5)      Aos trabalhadores é reconhecido o direito natural de constituir e reunir-se em associações, para assegurarem a obtenção dos seus legítimos interesses econômico-profissionais. Torna-se imperativo demonstrar que aqui está a origem dos modernos sindicatos. (MM, item 21)

 

6)      Aos operários e empresários é imperativo que regulamentem as relações mútuas, inspirando-se no princípio da solidariedade humana e da fraternidade cristã. E desde lá a DSI afirma que tanto a concorrência de tipo liberal como a luta de classes no sentido marxista são contrárias à natureza e à concepção cristã da vida. (MM, item 22)

Passemos agora a novas considerações, especificamente sobre a RN, em reforço do que ora se argumenta. Obviamente sujeito à apreciação dos doutos.

 

A ENCÍCLICA RERUM NOVARUM – 1891

O início da DSI

Críticas à questão operária

A encíclica Rerum Novarum distingue-se das demais por ter dado a todo o gênero humano regras seguríssimas para a boa solução do espinhoso problema do consórcio humano, a chamada “questão social”, precisamente quando isso era mais oportuno e necessário. (Papa PIO XI, logo no início da sua encíclica Quadragesimo Anno, de 1931)  

A RN é tida como o documento que iniciou a DSI – Doutrina Social da Igreja.

PARÊNTESIS: o leitor que não possuir a Rerum Novarum, pode baixá-la direto do sítio do Vaticano, no endereço: https://www.vatican.va/content/leo-xiii/pt/encyclicals/documents/hf_l-xiii_enc_15051891_rerum-novarum.html

Como aqui veremos, ela ataca as injustiças e desigualdades provocadas pela Revolução Industrial, do Século XIX, criticando também as soluções teóricas apontadas pelo socialismo e pela luta de classes. A encíclica leonina defende firmemente os direitos dos trabalhadores, mostrando a dignidade do trabalho e da pessoa humana. Também defende o direito à propriedade privada, exaltando seu uso social. Por último, como demonstrado, semeou a ideia dos atuais sindicatos de trabalhadores, ao defender a formação de associações profissionais.

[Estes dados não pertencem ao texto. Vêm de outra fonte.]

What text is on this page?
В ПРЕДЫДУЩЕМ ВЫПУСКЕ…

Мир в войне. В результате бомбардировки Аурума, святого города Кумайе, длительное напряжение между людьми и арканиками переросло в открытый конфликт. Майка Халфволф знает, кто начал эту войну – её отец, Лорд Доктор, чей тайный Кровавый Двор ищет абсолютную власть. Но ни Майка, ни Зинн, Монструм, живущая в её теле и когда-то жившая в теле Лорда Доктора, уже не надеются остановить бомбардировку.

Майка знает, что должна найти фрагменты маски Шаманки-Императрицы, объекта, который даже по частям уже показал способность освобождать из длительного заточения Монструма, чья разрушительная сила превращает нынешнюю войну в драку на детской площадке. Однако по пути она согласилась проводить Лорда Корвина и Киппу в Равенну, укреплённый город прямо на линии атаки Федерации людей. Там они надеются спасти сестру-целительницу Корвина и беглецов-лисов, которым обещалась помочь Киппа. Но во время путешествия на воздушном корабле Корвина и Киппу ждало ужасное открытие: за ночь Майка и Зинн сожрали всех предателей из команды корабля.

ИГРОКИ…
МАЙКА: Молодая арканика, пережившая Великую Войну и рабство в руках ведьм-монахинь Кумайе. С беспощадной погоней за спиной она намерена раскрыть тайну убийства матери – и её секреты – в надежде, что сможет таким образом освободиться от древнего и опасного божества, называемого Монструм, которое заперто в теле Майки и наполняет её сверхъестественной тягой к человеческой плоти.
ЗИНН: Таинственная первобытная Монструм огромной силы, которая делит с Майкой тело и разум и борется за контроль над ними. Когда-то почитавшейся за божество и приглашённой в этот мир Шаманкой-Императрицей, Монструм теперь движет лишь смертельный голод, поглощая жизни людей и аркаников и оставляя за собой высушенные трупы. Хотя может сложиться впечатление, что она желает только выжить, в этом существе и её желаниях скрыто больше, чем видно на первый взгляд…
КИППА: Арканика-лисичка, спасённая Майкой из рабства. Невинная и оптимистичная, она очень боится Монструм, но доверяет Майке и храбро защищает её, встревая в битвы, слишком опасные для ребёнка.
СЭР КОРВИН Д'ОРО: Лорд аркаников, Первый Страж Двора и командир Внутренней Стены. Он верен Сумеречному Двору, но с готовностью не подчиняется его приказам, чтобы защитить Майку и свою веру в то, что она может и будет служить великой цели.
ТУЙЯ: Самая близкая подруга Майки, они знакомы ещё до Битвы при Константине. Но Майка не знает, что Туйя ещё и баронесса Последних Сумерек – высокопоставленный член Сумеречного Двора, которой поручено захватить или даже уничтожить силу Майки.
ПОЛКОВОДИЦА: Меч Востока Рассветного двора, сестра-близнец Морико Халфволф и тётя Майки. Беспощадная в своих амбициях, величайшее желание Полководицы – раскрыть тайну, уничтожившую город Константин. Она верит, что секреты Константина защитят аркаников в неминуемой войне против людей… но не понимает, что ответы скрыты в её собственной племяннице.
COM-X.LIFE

Não resta dúvidas de que esta encíclica é a mais popular e a mais debatida, por mais de um século, em especial por tratar da chamada “questão social”. Alguns chegam a afirmar que a Rerum Novarum foi para a ação social cristã, o que foi o manifesto dos Comunistas (1848) ou o Capital, de MARX, para a ação socialista. Mas, é o documento mais importante para as conquistas sociais do ser humano. Sem dúvida.

Corroborando um tal pensamento, na encíclica Mater et Magistra (1961), o Papa São JOÃO XXIII, assim se manifestou sobre a “imortal encíclica Rerum Novarum, que completava 70 anos”:

7. Poucas vezes a palavra de um papa teve ressonância tão universal, pela profundeza e vastidão da matéria tratada, bem como pelo vigor incisivo da expressão. A linha de rumo ali apontada e as advertências feitas revestiram-se de tanta importância, que não poderão jamais cair no esquecimento. Foi aberto um caminho novo para a Igreja. O Pastor supremo, fazendo próprios os sofrimentos, as queixas e as aspirações dos humildes e dos oprimidos, uma vez mais se ergueu como defensor dos seus direitos. (MM, item 7)

Se não, vejamos a grande influência social e humanitária advinda do que diz essa encíclica com mais de 130 anos de existência e de formação de muitas conquistas sociais, nela inspirados.

 

A ENCÍCLICA RERUM NOVARUM E O DIREITO DO TRABALHO

Um documento à frente do seu tempo

Pelas citações acima, verifica-se que o documento estava bem à frente do seu tempo! Ou que chegou na hora certa.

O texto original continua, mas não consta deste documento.